Clara Ellen Grant (1867 – 1949)

Clara Grant was a primary school teacher and settlement worker in London’s East End, who moved from the West Country to Bow at the turn of the last century.  She became Head Teacher at the Infant’s School in Devon’s Road in 1900, quickly instituting a number of thoughtful changes that directly improved the lives of the children in her care.

She revised class room techniques of structure and punishment, provided a hot breakfast for the children in her care, supplied them with some clothes and shoes and – most famously – created and distributed Farthing Bundles.  Intended to provide children with toys to call their own, they were available for a token cost and the proceeds were directed back into the Settlement funds.  These packages eventually earned her the affectionate nickname of the Bundle Woman of Bow.

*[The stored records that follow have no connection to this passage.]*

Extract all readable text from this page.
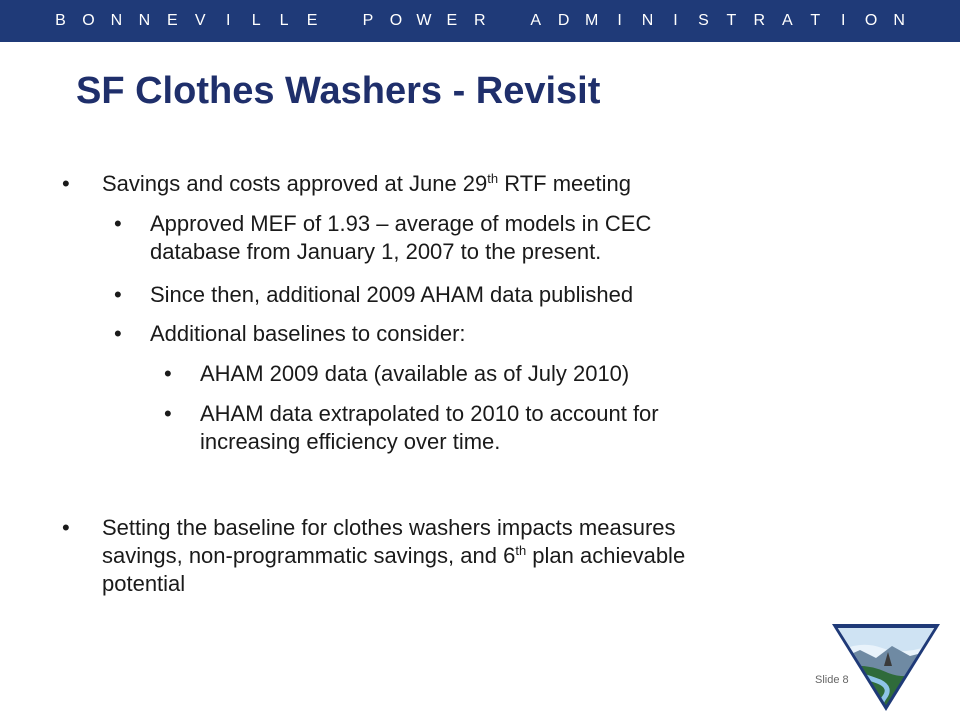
B O N N E V	I	L L E
	P O W E R
	A D M	I	N	I	S T R A T	I	O N
SF Clothes Washers - Revisit
• Savings and costs approved at June 29th RTF meeting
• Approved MEF of 1.93 – average of models in CEC
database from January 1, 2007 to the present.
• Since then, additional 2009 AHAM data published
• Additional baselines to consider:
• AHAM 2009 data (available as of July 2010)
• AHAM data extrapolated to 2010 to account for
increasing efficiency over time.
• Setting the baseline for clothes washers impacts measures
savings, non-programmatic savings, and 6th plan achievable
potential
Slide 8
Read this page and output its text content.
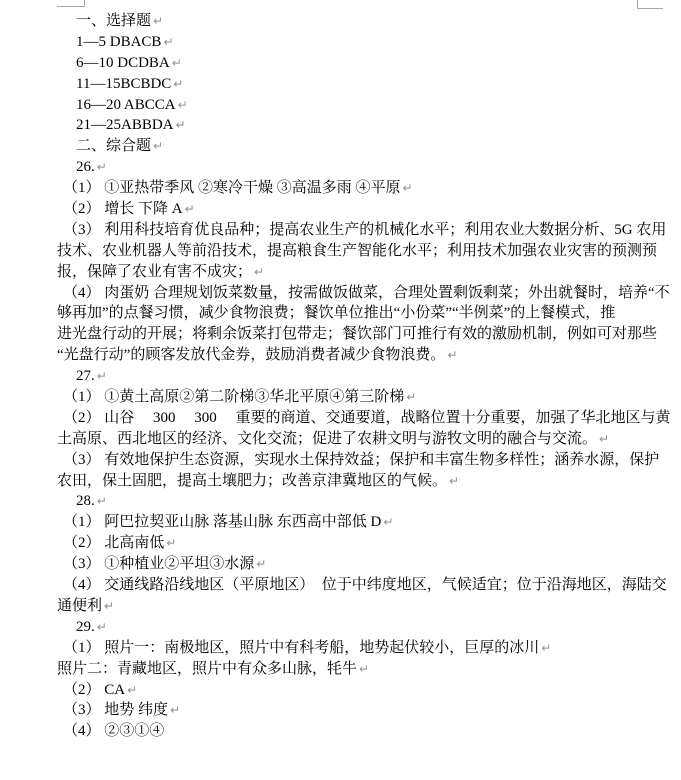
一、选择题 ↵
1—5 DBACB ↵
6—10 DCDBA ↵
11—15BCBDC ↵
16—20 ABCCA ↵
21—25ABBDA ↵
二、综合题 ↵
26. ↵
（1） ①亚热带季风 ②寒冷干燥 ③高温多雨 ④平原 ↵
（2） 增长 下降 A ↵
（3） 利用科技培育优良品种；提高农业生产的机械化水平；利用农业大数据分析、5G 农用
技术、农业机器人等前沿技术，提高粮食生产智能化水平；利用技术加强农业灾害的预测预
报，保障了农业有害不成灾； ↵
（4） 肉蛋奶 合理规划饭菜数量，按需做饭做菜，合理处置剩饭剩菜；外出就餐时，培养“不
够再加”的点餐习惯，减少食物浪费；餐饮单位推出“小份菜”“半例菜”的上餐模式，推
进光盘行动的开展；将剩余饭菜打包带走；餐饮部门可推行有效的激励机制，例如可对那些
“光盘行动”的顾客发放代金券，鼓励消费者减少食物浪费。 ↵
27. ↵
（1） ①黄土高原②第二阶梯③华北平原④第三阶梯 ↵
（2） 山谷　 300　 300　 重要的商道、交通要道，战略位置十分重要，加强了华北地区与黄
土高原、西北地区的经济、文化交流；促进了农耕文明与游牧文明的融合与交流。 ↵
（3） 有效地保护生态资源，实现水土保持效益；保护和丰富生物多样性；涵养水源，保护
农田，保土固肥，提高土壤肥力；改善京津冀地区的气候。 ↵
28. ↵
（1） 阿巴拉契亚山脉 落基山脉 东西高中部低 D ↵
（2） 北高南低 ↵
（3） ①种植业②平坦③水源 ↵
（4） 交通线路沿线地区（平原地区）  位于中纬度地区，气候适宜；位于沿海地区，海陆交
通便利 ↵
29. ↵
（1） 照片一：南极地区，照片中有科考船，地势起伏较小，巨厚的冰川 ↵
照片二：青藏地区，照片中有众多山脉，牦牛 ↵
（2） CA ↵
（3） 地势 纬度 ↵
（4） ②③①④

“Farthing bundles are full of very human things such as children love,” Clara explained. “Tiny toys of wood, or tin, whole or broken, little balls, doll-less heads or head-less dolls, whistles, shells, beads, reels, marbles, fancy boxes, decorated pill boxes, scraps of patchwork, odds and ends of silk or wool, coloured paper for dressing up, cigarette cards and scraps.”


Queuing for Farthing Bundles in Fern Street, 1930s

These proved so popular that children were queuing up from quarter to seven in the morning, even though they only went on sale from eight.  They tried various methods of limiting the numbers but they were still selling far more than was practical and in 1913 the famous wooden arch was introduced.  Emblazoned with the legend “Enter Now Ye Children Small, None Can Come Who Are Too Tall”, this limited the bundles to the youngest residents.

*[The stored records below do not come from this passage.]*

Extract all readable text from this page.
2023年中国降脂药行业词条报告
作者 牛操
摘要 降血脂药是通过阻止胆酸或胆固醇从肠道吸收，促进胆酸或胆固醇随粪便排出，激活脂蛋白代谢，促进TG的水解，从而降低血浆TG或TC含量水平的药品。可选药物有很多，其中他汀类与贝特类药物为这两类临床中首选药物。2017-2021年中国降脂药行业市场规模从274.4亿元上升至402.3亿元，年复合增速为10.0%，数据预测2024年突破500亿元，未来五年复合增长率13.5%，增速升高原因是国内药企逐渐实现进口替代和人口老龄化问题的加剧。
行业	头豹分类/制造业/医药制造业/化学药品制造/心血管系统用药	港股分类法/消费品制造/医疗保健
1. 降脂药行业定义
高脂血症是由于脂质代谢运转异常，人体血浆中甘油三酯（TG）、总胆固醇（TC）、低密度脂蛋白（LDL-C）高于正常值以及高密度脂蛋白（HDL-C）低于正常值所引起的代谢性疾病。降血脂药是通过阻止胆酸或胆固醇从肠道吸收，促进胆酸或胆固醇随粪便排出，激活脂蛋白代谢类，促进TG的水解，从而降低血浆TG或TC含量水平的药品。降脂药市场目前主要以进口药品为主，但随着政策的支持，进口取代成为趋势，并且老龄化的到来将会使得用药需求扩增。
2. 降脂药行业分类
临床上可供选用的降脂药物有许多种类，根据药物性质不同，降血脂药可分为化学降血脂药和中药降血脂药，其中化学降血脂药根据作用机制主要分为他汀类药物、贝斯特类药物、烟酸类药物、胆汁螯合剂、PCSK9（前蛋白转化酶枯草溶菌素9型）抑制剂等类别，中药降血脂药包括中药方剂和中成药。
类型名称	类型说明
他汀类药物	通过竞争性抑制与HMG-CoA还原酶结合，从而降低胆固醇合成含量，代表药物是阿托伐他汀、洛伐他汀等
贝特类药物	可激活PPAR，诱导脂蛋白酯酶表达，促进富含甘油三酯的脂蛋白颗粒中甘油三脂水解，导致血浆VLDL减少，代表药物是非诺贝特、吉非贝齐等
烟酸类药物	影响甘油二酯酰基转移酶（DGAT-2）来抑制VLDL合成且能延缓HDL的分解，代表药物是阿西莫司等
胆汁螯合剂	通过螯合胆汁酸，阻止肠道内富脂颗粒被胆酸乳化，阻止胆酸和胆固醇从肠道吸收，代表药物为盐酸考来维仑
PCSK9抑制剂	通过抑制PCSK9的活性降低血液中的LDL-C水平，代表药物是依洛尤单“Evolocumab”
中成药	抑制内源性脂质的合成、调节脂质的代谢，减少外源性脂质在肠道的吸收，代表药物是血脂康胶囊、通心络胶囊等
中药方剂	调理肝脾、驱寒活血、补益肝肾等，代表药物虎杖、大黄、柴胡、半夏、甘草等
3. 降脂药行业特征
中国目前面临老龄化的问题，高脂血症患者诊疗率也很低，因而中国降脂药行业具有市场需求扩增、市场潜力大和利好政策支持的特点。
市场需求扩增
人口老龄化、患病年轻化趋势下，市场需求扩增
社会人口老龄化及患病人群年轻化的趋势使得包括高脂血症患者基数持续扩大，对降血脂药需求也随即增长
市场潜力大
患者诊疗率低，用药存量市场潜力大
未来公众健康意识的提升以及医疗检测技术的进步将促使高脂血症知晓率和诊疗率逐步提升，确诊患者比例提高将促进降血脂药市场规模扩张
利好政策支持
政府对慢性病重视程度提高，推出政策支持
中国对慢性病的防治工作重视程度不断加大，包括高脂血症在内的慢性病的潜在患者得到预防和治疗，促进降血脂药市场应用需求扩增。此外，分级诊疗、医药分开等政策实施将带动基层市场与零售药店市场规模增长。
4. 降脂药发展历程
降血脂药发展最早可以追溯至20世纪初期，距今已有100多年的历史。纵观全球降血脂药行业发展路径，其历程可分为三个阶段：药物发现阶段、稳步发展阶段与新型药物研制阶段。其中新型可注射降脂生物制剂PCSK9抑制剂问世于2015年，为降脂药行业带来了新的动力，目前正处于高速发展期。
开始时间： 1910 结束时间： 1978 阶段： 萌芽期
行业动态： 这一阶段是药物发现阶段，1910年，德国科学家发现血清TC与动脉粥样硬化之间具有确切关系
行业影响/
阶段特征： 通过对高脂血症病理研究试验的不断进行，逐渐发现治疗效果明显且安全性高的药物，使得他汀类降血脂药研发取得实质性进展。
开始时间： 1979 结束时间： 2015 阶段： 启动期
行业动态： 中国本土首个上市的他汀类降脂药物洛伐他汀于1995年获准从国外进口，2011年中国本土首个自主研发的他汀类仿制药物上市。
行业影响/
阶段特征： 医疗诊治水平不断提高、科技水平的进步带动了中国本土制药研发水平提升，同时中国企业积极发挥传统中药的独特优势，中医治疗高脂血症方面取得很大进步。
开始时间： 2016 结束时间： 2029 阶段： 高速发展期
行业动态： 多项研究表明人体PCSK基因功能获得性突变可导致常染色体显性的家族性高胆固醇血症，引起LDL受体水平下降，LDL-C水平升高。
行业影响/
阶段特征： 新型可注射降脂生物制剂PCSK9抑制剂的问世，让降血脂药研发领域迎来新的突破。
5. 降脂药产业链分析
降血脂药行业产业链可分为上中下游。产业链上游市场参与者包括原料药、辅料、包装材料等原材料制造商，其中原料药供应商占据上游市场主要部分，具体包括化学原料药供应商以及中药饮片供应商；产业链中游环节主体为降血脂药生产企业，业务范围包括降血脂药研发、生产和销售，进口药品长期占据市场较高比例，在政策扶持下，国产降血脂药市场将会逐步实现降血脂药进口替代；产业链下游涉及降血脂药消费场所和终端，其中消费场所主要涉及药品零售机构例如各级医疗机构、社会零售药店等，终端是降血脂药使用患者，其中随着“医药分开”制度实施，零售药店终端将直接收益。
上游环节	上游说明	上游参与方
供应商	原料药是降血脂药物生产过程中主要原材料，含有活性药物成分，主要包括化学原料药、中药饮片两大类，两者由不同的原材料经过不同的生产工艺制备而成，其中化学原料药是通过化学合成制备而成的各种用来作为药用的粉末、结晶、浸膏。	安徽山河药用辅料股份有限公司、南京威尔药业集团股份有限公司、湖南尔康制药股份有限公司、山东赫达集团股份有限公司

She died in 1949, shortly after receiving an OBE from, but farthing bundles were sold until 1984, the school was renamed the Clara Grant Primary School in 1993 and the Fern Street Settlement continues as a centre for the local communities  to this day.

Her grave is in Tower Hamlets Cemetery Park, with a head stone in the shape of an open book.  I recently went past it, and saw someone had added this wooden arch, in memory of one of the remarkable people who dedicated their lives to improving those of their neighbors in London’s East End.